The values are in cell and aren’t just formatting. That weird behaviour is what got me looking at the XML in the first place. FME has generally been pretty reliable so any files that it can’t extract need further investigation.

 

I had already tried checking all the check boxes above (formulas, comments, hyperlinks and formatting). They didn’t bring anything useful back at all. In fact, the formatting said that the cell was using Courier New, when only part of the text is Courier New and the remainer is Arial.

I did have some success using some Python packages (openpyxl and something else). They both extracted the correct data without any issues. I’d rather not be using a Python Caller unless I really have to but I can’t see any other way at this point.

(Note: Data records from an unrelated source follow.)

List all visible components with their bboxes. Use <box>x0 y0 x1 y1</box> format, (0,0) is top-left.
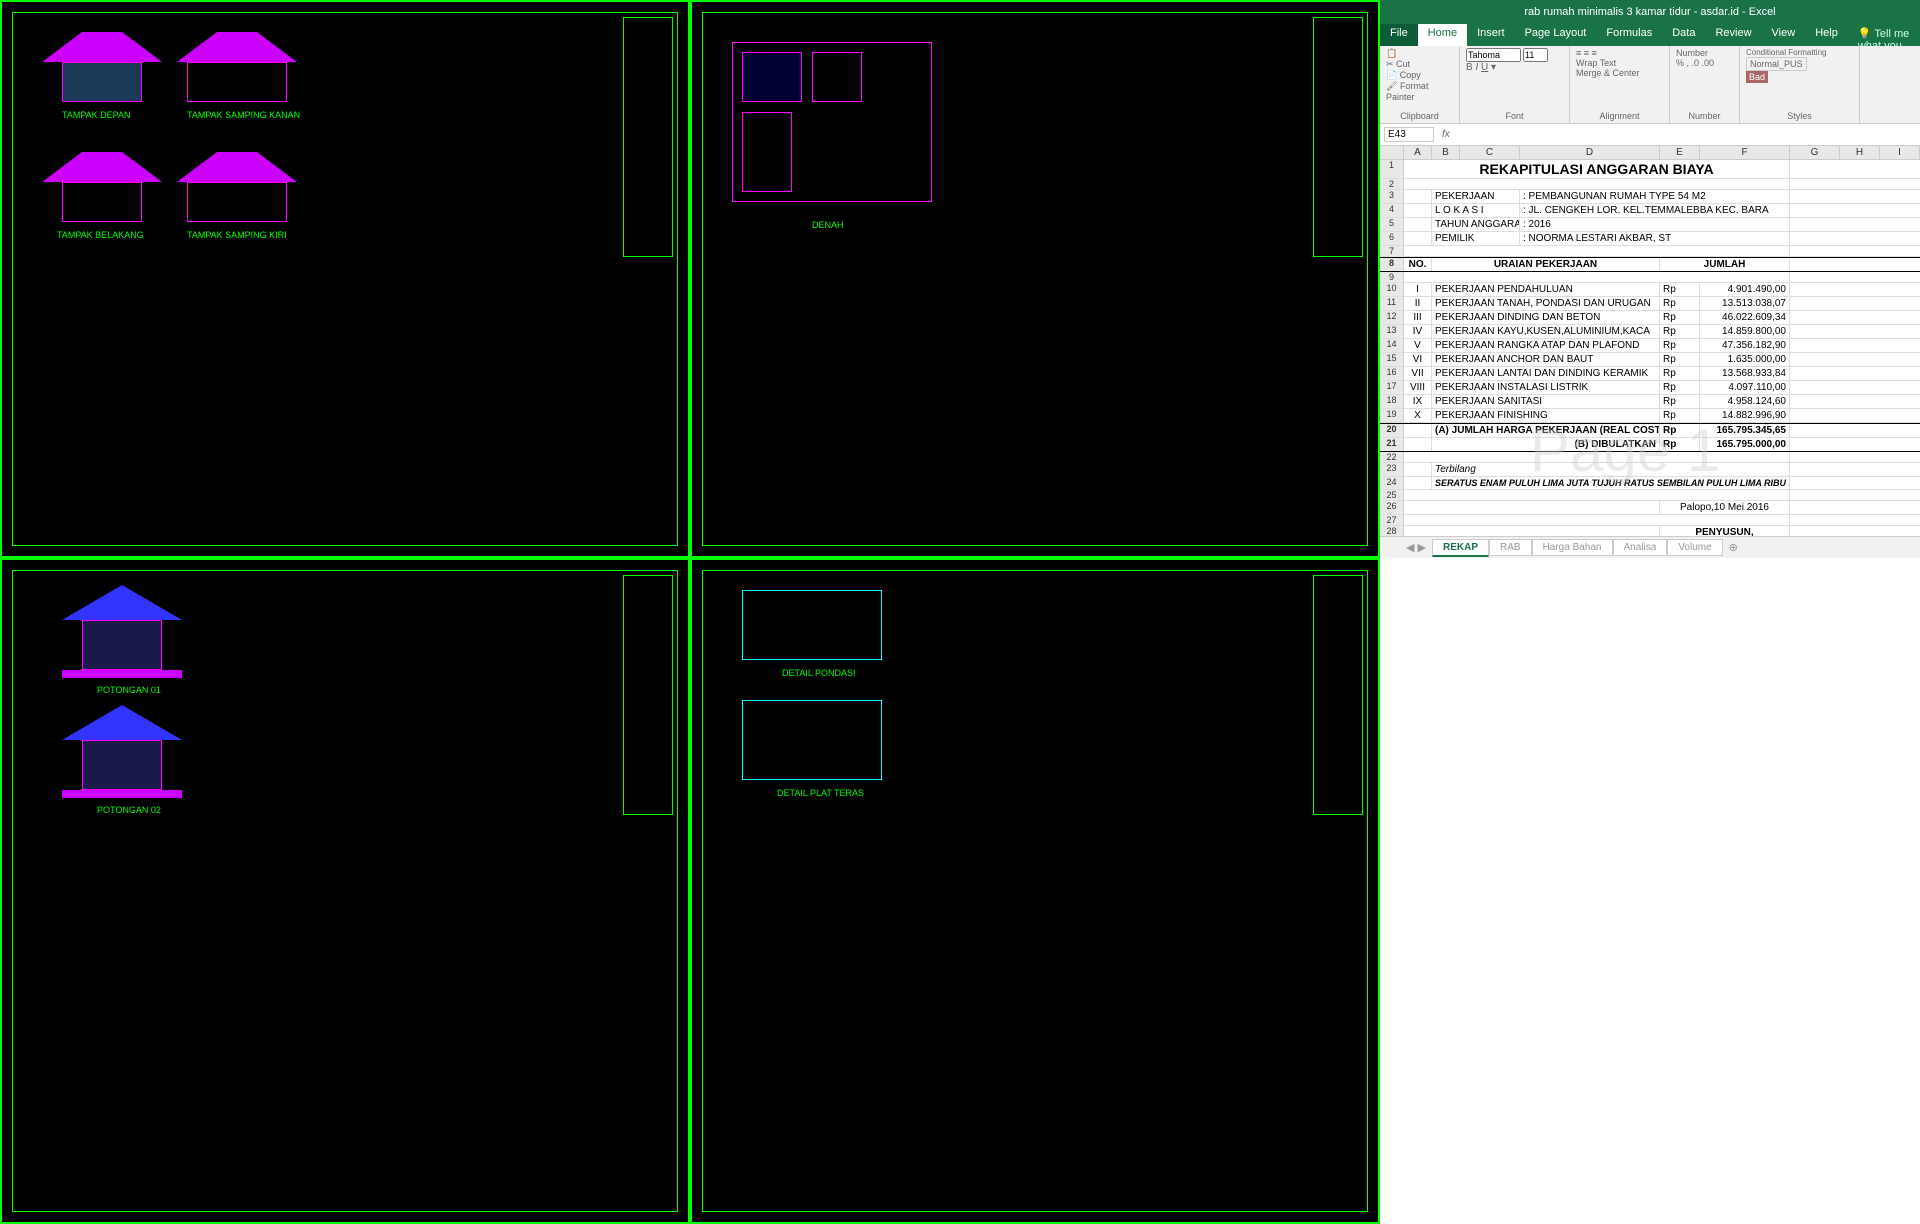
worksheet[interactable]: A B C D E F G H I 1REKAPITULASI ANGGARAN… <box>1380 146 1920 536</box>
cad-panel-sections: POTONGAN 01 POTONGAN 02 <box>0 558 690 1224</box>
paste-button[interactable]: 📋 <box>1386 48 1453 59</box>
font-name[interactable] <box>1466 48 1521 62</box>
tab-home[interactable]: Home <box>1418 24 1467 46</box>
add-sheet[interactable]: ⊕ <box>1723 541 1744 554</box>
ribbon: 📋 ✂ Cut 📄 Copy 🖌 Format Painter Clipboar… <box>1380 46 1920 124</box>
tab-page-layout[interactable]: Page Layout <box>1515 24 1597 46</box>
tab-review[interactable]: Review <box>1705 24 1761 46</box>
cad-panel-floorplan: DENAH <box>690 0 1380 558</box>
tab-view[interactable]: View <box>1762 24 1806 46</box>
font-size[interactable] <box>1523 48 1548 62</box>
tell-me[interactable]: 💡 Tell me what you want to do <box>1848 24 1920 46</box>
tab-help[interactable]: Help <box>1805 24 1848 46</box>
tab-insert[interactable]: Insert <box>1467 24 1515 46</box>
fx-icon[interactable]: fx <box>1434 129 1458 140</box>
tab-data[interactable]: Data <box>1662 24 1705 46</box>
name-box[interactable] <box>1384 127 1434 142</box>
sheet-tab-harga[interactable]: Harga Bahan <box>1532 539 1613 556</box>
sheet-tabs: ◀ ▶ REKAP RAB Harga Bahan Analisa Volume… <box>1380 536 1920 558</box>
formula-input[interactable] <box>1458 129 1916 140</box>
sheet-tab-rekap[interactable]: REKAP <box>1432 539 1489 557</box>
sheet-tab-volume[interactable]: Volume <box>1667 539 1722 556</box>
sheet-tab-rab[interactable]: RAB <box>1489 539 1532 556</box>
sheet-tab-analisa[interactable]: Analisa <box>1613 539 1668 556</box>
ribbon-tabs: File Home Insert Page Layout Formulas Da… <box>1380 24 1920 46</box>
excel-window: rab rumah minimalis 3 kamar tidur - asda… <box>1380 0 1920 558</box>
cad-panel-elevations: TAMPAK DEPAN TAMPAK SAMPING KANAN TAMPAK… <box>0 0 690 558</box>
formula-bar: fx <box>1380 124 1920 146</box>
tab-file[interactable]: File <box>1380 24 1418 46</box>
tab-formulas[interactable]: Formulas <box>1596 24 1662 46</box>
cad-panel-details: DETAIL PONDASI DETAIL PLAT TERAS <box>690 558 1380 1224</box>
sheet-nav[interactable]: ◀ ▶ <box>1400 541 1432 554</box>
title-bar: rab rumah minimalis 3 kamar tidur - asda… <box>1380 0 1920 24</box>
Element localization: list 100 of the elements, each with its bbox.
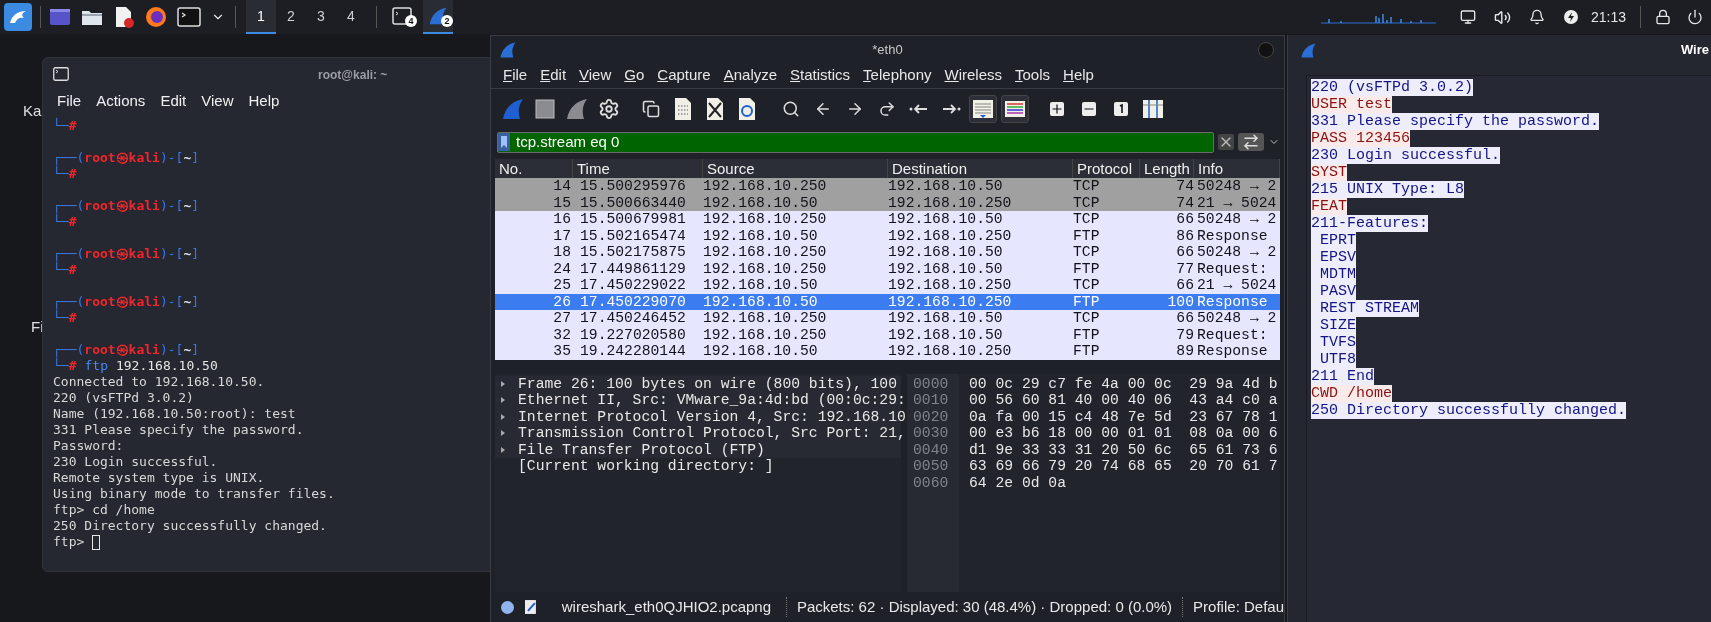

I tried to reproduce but Excel gives an error if I paste your example over my AK10 cell and open in Excel.

Don’t know enough to correctly recreate what you have and agree that it could be made with another application then Excel. You could try to find and replace Yes with something else and then back to Yes to force Excel to use its own standards?

But that requires knowing the error exists and manipulating before reading with FME. So not a reliable long-run solution. If you could find out what application made the Excel it could raise the emergency to fix it by Safe Software.


Thanks for that info. I have tried the same thing by putting the XML into a blank sheet and rezipping. I also got an error.

That prompted me to remove all the actual data from my source spreadsheet and create a custom Excel file that still shows this issue. This just has two columns and two rows. The problematic data is in cell C2.

There may be other issues with this file because I have just yanked a whole lot of XML out of the sheet1.xml file, so this is just an illustration. It does open without errors for me in Excel.

I have heard that the file was perhaps created by something in R but I can’t be sure about that.


I can reproduce your issue in 2021 and 2024. But the issue is gone in 2025.1.0.0

 


I can reproduce your issue in 2021 and 2024. But the issue is gone in 2025.1.0.0

 

Thanks for that. Good to know it’ll be resolved sometime in my future. We’re currently upgrading from 2021 to 2024.2. Getting to version 2025.1 might be a year away. Looks like it might have to be a Python solution for now.